Driving up quality with automated review
I've recently been involved in refactoring an application to alter it from its successful, 'tactical' implementation to a more 'strategic' codebase. Broadly speaking this means improving the quality of the code.
This 'quality' requirement was obviously key and, like many non-functional requirements, initially defined a bit too vaguely. We expanded it into a more tangible goals - increase developer productivity, reduce UAT overhead, etc.. It was very tempting (and I've certainly done it in the past) to simply define the actions that would meet these goals based on personal bug-bears in the code. Instead we opted to identify the metrics that represented these NFRs and commit to improving those. This would help identify where we should spend time and, crucially, provide a measure that demonstrated that we were being effective.
The following metrics, some of which I'll cover in a bit more detail later, were applied:
- total lines of code
- non-commenting source statements (NCSS)
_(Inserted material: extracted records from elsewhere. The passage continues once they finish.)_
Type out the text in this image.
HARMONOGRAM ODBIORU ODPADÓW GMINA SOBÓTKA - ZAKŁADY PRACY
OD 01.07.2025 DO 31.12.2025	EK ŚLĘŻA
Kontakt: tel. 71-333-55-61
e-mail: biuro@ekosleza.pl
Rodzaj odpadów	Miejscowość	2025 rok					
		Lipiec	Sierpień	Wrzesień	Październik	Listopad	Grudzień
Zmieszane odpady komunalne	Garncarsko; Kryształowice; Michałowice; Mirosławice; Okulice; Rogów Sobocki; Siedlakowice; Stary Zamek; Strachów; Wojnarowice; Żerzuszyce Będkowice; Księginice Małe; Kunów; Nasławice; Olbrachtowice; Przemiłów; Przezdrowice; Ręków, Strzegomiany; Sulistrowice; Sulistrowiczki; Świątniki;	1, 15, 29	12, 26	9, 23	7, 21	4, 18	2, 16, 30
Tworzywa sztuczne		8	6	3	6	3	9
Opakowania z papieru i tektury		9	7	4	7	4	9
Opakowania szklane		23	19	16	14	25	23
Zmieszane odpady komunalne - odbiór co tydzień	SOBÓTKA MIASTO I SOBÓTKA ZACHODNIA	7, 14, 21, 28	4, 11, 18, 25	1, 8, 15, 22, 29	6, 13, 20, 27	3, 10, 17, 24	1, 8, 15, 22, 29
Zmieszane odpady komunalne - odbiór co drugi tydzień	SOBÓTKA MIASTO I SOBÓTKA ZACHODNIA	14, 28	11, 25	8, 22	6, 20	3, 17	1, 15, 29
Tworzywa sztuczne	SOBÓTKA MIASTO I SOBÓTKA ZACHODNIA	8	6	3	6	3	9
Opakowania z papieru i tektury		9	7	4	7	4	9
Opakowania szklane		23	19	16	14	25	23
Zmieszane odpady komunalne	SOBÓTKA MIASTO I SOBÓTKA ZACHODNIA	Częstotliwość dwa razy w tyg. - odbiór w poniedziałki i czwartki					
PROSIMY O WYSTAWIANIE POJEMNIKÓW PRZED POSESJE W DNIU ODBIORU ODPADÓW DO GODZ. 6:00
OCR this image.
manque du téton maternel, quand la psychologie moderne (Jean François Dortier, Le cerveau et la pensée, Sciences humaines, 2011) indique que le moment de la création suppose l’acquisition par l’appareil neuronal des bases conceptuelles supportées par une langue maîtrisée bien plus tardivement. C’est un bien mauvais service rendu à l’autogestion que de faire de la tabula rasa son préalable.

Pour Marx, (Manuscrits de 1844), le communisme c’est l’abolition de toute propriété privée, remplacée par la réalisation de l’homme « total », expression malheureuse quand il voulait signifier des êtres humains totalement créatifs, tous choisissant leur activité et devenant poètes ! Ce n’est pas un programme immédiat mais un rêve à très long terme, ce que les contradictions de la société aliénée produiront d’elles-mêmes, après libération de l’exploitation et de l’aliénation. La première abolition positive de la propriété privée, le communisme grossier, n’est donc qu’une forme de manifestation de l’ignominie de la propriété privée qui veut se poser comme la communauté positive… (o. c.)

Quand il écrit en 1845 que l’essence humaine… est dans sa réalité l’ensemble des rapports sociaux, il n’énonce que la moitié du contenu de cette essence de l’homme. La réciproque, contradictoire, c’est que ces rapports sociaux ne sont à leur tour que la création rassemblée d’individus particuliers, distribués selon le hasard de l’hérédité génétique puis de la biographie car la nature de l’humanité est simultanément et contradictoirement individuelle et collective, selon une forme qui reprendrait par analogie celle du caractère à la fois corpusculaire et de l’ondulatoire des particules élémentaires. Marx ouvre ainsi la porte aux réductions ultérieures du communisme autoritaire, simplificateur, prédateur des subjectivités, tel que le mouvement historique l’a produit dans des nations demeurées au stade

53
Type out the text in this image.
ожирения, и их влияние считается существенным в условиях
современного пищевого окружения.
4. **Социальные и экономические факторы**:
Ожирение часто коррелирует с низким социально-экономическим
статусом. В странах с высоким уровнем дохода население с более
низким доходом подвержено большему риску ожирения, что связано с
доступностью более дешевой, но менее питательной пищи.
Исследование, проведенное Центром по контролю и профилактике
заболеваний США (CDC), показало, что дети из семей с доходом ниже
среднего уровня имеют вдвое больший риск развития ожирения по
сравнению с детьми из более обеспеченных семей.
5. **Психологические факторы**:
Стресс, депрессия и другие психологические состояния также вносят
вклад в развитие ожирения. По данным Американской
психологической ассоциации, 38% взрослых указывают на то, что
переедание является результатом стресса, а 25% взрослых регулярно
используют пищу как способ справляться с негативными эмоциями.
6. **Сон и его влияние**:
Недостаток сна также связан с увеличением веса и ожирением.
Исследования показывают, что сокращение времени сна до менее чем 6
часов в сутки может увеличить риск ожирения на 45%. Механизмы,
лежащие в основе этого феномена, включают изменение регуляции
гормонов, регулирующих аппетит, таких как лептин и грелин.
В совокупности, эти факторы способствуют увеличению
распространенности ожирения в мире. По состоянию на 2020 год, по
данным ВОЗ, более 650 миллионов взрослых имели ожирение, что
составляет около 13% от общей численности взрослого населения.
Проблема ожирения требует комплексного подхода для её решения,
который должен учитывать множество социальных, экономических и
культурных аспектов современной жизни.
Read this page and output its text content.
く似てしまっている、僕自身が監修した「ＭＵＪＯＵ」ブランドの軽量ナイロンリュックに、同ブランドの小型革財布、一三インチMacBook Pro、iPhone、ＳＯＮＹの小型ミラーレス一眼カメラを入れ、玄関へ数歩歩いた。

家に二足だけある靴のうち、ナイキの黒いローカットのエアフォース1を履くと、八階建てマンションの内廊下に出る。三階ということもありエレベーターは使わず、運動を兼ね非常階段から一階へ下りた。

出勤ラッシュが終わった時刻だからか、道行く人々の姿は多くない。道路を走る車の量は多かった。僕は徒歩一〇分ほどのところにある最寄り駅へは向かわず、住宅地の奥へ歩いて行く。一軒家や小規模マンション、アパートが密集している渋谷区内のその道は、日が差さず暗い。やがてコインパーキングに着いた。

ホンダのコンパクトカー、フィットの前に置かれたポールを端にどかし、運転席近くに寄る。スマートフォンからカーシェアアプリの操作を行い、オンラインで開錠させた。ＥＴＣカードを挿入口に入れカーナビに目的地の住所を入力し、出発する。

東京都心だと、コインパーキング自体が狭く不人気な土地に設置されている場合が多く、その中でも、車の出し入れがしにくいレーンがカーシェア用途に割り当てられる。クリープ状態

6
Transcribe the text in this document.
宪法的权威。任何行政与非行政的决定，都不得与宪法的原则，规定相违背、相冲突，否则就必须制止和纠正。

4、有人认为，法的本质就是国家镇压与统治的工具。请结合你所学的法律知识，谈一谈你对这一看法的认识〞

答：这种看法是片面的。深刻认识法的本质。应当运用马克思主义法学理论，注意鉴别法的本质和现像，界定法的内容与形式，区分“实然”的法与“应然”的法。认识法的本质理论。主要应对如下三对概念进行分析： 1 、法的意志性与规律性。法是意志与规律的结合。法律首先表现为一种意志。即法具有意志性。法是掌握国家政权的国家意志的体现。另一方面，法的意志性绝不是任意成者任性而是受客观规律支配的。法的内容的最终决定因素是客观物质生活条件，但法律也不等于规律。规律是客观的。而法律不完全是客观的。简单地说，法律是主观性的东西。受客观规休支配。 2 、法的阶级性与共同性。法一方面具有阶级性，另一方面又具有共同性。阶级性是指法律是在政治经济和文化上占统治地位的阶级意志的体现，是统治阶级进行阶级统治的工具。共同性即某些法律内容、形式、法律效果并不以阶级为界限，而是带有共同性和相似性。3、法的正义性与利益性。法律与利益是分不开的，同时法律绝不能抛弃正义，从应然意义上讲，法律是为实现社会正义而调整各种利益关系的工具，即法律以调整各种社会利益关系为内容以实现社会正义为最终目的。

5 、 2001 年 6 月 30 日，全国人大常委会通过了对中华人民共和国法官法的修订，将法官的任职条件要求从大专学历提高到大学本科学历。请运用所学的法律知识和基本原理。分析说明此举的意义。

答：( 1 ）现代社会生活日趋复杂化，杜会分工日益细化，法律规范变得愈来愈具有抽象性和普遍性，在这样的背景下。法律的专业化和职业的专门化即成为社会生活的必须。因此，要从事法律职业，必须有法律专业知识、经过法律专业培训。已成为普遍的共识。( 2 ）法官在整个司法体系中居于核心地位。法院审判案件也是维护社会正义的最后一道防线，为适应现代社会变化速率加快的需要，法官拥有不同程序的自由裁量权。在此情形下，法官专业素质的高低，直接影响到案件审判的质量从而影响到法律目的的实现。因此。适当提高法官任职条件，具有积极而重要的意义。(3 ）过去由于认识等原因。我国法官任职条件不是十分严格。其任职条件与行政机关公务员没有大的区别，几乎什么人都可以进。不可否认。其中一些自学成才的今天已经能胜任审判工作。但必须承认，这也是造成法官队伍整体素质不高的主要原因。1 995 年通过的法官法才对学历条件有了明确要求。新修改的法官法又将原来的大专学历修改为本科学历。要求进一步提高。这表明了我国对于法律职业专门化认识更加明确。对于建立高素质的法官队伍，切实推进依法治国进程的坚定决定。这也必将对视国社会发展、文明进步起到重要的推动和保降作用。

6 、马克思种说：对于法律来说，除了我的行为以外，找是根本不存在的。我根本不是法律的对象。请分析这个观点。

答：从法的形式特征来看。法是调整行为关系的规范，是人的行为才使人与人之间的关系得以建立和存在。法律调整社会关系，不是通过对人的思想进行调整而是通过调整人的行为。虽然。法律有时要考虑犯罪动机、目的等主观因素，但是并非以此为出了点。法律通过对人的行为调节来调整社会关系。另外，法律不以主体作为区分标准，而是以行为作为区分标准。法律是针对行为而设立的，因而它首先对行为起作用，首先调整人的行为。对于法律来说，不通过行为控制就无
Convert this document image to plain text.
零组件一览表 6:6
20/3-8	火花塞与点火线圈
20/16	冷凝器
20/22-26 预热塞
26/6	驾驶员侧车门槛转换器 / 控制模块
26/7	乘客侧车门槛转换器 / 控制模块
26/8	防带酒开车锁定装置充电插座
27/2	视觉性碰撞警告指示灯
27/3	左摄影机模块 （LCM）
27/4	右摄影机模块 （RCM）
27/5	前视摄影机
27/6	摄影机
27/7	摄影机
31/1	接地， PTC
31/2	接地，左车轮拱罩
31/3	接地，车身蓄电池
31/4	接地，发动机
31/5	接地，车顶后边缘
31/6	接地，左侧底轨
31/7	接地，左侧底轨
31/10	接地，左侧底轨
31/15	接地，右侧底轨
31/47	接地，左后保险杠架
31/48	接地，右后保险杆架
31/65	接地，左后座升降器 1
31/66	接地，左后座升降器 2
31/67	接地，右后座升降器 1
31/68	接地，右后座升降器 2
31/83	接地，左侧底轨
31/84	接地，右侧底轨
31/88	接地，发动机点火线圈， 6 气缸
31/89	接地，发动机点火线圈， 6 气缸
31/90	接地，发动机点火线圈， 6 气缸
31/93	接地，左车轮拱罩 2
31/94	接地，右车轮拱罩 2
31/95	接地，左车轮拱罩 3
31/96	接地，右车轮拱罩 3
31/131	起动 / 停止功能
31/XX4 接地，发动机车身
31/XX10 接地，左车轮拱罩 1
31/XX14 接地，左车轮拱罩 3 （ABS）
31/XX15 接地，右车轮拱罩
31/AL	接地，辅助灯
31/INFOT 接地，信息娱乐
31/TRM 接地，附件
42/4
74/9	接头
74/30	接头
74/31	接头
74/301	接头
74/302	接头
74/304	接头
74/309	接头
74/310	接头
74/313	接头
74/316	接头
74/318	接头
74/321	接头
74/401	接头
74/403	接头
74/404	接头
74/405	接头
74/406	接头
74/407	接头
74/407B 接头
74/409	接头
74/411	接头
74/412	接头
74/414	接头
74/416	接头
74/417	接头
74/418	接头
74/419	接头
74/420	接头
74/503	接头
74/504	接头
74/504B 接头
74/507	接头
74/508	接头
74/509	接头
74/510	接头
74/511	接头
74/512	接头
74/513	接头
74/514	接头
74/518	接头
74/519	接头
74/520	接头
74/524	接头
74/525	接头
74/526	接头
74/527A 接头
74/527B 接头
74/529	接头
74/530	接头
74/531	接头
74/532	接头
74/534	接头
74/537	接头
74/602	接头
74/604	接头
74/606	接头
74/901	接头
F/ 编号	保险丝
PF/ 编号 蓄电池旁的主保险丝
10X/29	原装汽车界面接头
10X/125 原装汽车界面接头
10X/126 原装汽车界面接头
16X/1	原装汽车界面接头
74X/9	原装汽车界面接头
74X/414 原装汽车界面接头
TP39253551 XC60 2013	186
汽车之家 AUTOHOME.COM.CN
- cyclic complexity number (CCN)
- lines of duplicate code
- unit test coverage
- coding standards violations
Some were effective, some not. Overall, though, I've been pleasantly surprised by how easy they were to work into the automated build and the insight even a simple set of metrics can provide. They've also proven to be a very useful way of communicating progress to (non-technical) stakeholders in an empirical way. I don't need to waflle on about code changes anymore - the line on the graph drops over time, the line represents code, code represents cost of ownership.
Total lines of code
The metric that's often overlooked as being too simplistic and misleading? The actual value of the line count metric doesn't really express cost of ownership very well but I've found it useful nonetheless. The shape of the total line count graph doesn't really change much when comments/whitespace are removed so it demonstrates the overall trend effectively. The reason I still use it alongside NCSS is that absolutely everyone understands it!
Non-Commenting Source Statements (NCSS)
As its name implies, NCSS represents anything that's not commentary. You could view it as the weight of the compiled code, or the amount of source code that actually does stuff, etc..
I must admit that I've not found it much more insightful than counting lines of code although it has had its moments. Noone outside the development team seems to care about it very much when a simple line count metric is available.
Cyclic Complexity Number (CCN)
In essence, CCN measures how many paths there are through a particular piece of code. Conditions and loops add to the CCN of a method. This can be viewed as indicating the number of test cases that are required to cover the method.
I'm not sold on an argument as simplistic as reducing average method CCN equates to a reduction in TCO. After all, TCO is about the total cost of ownership, not the average cost of ownership. High complexity is clearly something to be avoided, but not necessarily because it will result in less code or less tests!
CCN has definitely been worthwhile graphing over time. It does a very effective job of pointing out where the code has turned to spaghetti or has multiple responsibilities. It's a metric that's appealing to developers as there is a clear correlation between the numbers and how much they like the code. It was strangely fun to pick one of the top ten methods (by CCN) and try to get it out of the top ten.
Duplicate lines of code
I use a tool called CPD (the Copy-Paste Detector) to identify where duplication occurs in the code. It's not particularly sophisticated as it is not very aware of the language and therefore is mainly doing a textual comparison. Despite this limitation, it identified about a fifth of my codebase that had been copied verbatim from somewhere else.
Since the remedy to most copy/paste operations is to delete one of them there is often a very quick improvement in this metric when you run through, finding references and deleting. I found it to be dramatic and short-lived, however, as once the duplicate code had been identified and removed there was apparently nothing more to do.
CPD missed quite a lot of duplication since it was fooled by differences in commentary and string literals. Fortuantely, in many cases, we'd already been tipped off by duplicate neighbouring code. Unfortunately, removing this duplication didn't alter the metric and perhaps therefore gave the impression of being a waste of time. Fortunately, *phew*, removal of code was always reflected in line count and NCSS metrics.
I've found code metrics to be effective, especially when you pick a very small set of demonstrably worthwhile ones. Duplication is sometimes a quick win but CCN is my current favourite, especially if you can explain to your audience without them glazing over.
I'd be interested to hear if anyone has any particular favourites.